Re: [HACKERS] qsort again (was Re: Strange Create

Markus Schaber <schabi@xxxxxxxxxxxx> · Fri, 17 Feb 2006 11:19:45 +0100

Hi, Ron,

Ron schrieb:

> OK, so here's _a_ way (there are others) to obtain a mapping such that
>  if a < b then f(a) < f (b) and
>  if a == b then f(a) == f(b)
> 
> Pretend each row is a integer of row size (so a 2KB row becomes a 16Kb
> integer; a 4KB row becomes a 32Kb integer; etc)
> Since even a 1TB table made of such rows can only have 256M - 512M
> possible values even if each row is unique, a 28b or 29b key is large
> enough to represent each row's value and relative rank compared to all
> of the others even if all row values are unique.
> 
> By scanning the table once, we can map say 0000001h (Hex used to ease
> typing) to the row with the minimum value and 1111111h to the row with
> the maximum value as well as mapping everything in between to their
> appropriate keys.  That same scan can be used to assign a pointer to
> each record's location.

But with a single linear scan, this cannot be accomplished, as the table
contents are neither sorted nor distributed linearly between the minimum
and the maximum.

For this mapping, you need a full table sort.

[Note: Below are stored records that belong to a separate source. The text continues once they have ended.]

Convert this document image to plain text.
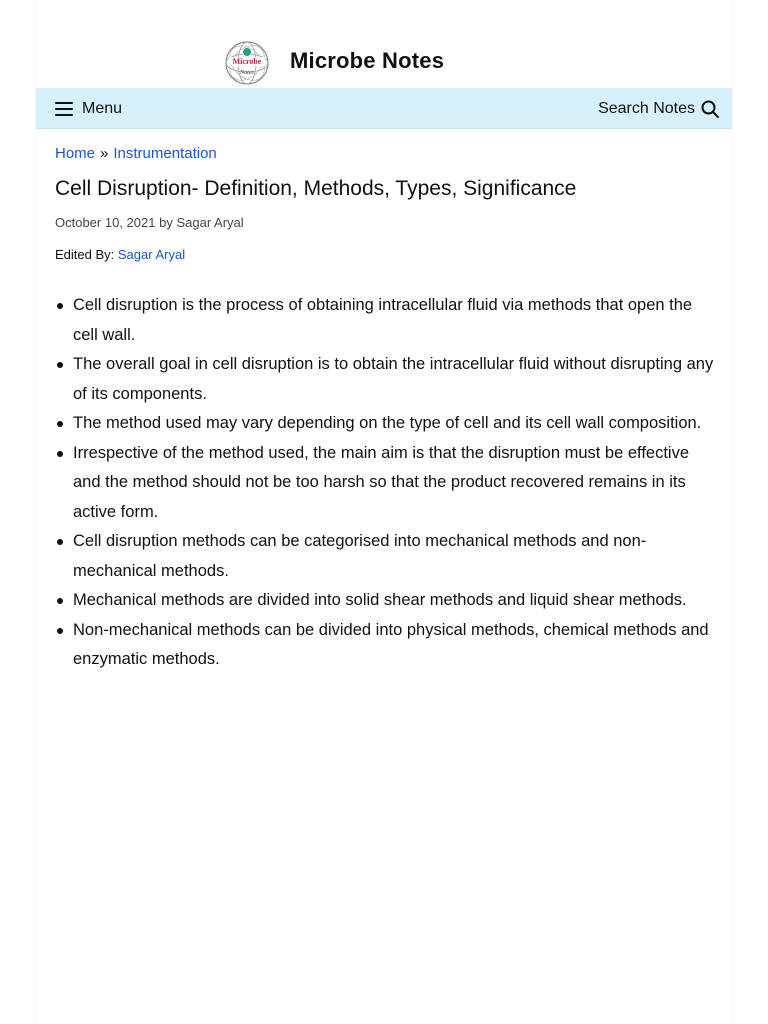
Microbe
Notes Microbe Notes
Menu	Search Notes
Home » Instrumentation
Cell Disruption- Definition, Methods, Types, Significance
October 10, 2021 by Sagar Aryal
Edited By: Sagar Aryal
Cell disruption is the process of obtaining intracellular fluid via methods that open the cell wall.
The overall goal in cell disruption is to obtain the intracellular fluid without disrupting any of its components.
The method used may vary depending on the type of cell and its cell wall composition.
Irrespective of the method used, the main aim is that the disruption must be effective and the method should not be too harsh so that the product recovered remains in its active form.
Cell disruption methods can be categorised into mechanical methods and non-mechanical methods.
Mechanical methods are divided into solid shear methods and liquid shear methods.
Non-mechanical methods can be divided into physical methods, chemical methods and enzymatic methods.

> That initial scan to set up the keys is expensive, but if we wish that
> cost can be amortized over the life of the table so we don't have to pay
> it all at once.  In addition, once we have created those keys, then can
> be saved for later searches and sorts.

But for every update or insert, you have to resort the keys, which is
_very_ expensive as it basically needs to update a huge part of the table.

Markus